WASHINGTON -- Sen. Rand Paul (R-Ky.) said on Thursday that reports of the National Security Agency's massive sweep of Verizon phone records made him think President Barack Obama is worse than George W. Bush was on civil liberties.
Paul issued a statement saying the NSA's order to scoop up phone call records was an "astounding assault on the Constitution."
Asked whether there was any functional difference between the two administrations, Paul replied "only that the sort of, the bent towards authoritarianism is probably worse in this administration."
"The irony is that people voted for President Obama hoping for something different," Paul said. "That's why a lot of people I think are disappointed in the president. They're disappointed in him targeting reporters. There's just a lot to be disappointed about."
During his short time in Congress, Paul has been one of the loudest voices warning against the part of the Patriot Act that apparently allowed the NSA to get so many phone call records. When the Patriot Act was up for reauthorization in 2011, he offered an unsuccessful amendment to repeal the relevant section of the law.
"I've been saying for a long time that we ought to obey the Constitution and the Bill of Rights," Paul said. "I'm all for going after terrorists, I'm all for going after criminals, but I think you go to a judge and you ask for a warrant specified to a person. You shouldn't look at millions and millions."
Still, at least one of Paul's fellow Republicans rolled his eyes at the libertarian-minded senator's take on the NSA controversy.
Sen. Lindsey Graham (R-S.C.), a longtime proponent of aggressive surveillance tactics, told McClatchy he disagreed with Paul on Thursday.
"Sen. Rand Paul, he's a libertarian, and in Rand Paul's world you have almost no defenses against terrorists," Graham said. "In Rand Paul's world, you can't hold somebody for questioning who's been involved in an attack on our country."
Top senators including the Democratic and Republican leaders of the Senate Intelligence Committee also defended the program on Thursday.
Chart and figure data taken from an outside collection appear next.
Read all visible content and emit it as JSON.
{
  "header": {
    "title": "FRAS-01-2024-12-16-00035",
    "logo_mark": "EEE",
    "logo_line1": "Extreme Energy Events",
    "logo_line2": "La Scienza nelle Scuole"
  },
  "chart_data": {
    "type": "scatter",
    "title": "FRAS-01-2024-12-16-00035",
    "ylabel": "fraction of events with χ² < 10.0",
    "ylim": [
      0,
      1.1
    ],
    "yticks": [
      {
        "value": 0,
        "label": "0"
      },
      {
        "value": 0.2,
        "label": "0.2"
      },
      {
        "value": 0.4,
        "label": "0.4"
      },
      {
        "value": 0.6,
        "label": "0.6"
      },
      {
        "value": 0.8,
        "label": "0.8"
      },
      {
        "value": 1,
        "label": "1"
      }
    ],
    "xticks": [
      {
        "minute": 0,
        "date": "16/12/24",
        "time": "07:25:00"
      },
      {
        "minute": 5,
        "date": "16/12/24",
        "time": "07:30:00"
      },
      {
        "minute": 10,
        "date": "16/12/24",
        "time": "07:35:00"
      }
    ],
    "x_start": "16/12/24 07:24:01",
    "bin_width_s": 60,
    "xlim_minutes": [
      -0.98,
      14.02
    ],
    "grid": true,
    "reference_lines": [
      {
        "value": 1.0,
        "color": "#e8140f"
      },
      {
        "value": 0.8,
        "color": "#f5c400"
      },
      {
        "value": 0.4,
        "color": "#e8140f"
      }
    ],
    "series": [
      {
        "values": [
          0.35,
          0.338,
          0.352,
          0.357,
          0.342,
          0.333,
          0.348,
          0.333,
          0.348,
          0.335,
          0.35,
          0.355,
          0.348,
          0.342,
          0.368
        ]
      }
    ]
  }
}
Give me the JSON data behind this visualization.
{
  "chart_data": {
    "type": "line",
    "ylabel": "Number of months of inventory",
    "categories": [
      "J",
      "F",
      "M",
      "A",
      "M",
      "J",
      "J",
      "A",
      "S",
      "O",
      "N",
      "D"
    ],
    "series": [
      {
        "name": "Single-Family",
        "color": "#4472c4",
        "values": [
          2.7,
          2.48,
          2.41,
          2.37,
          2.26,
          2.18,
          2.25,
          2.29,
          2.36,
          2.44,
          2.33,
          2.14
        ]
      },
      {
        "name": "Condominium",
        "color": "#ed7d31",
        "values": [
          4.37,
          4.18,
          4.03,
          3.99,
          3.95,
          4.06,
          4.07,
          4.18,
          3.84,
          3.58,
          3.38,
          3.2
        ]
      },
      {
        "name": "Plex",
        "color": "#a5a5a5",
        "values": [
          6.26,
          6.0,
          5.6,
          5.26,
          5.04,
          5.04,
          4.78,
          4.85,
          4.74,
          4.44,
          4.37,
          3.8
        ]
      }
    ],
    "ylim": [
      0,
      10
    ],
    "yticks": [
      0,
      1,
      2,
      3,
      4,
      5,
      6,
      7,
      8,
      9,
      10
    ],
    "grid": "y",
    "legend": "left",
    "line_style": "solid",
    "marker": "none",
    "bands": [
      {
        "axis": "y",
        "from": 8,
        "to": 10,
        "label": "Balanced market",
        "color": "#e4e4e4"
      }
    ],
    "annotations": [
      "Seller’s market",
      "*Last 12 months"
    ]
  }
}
But one newer member of the committee, Sen. Angus King (I-Maine), said he needed to know more about the NSA's program before passing judgment on it. King was not a member of Congress in 2011 when the Patriot Act was reauthorized or last year when a foreign wiretapping law was extended.
"The question is whether that database has to reside at NSA for some reasons of timeliness," he said. "I would much prefer, instinctively, as a person that believes in the Fourth Amendment, that it be a narrow, focused search based on some criteria. But I want to reserve judgment until I hear from the NSA."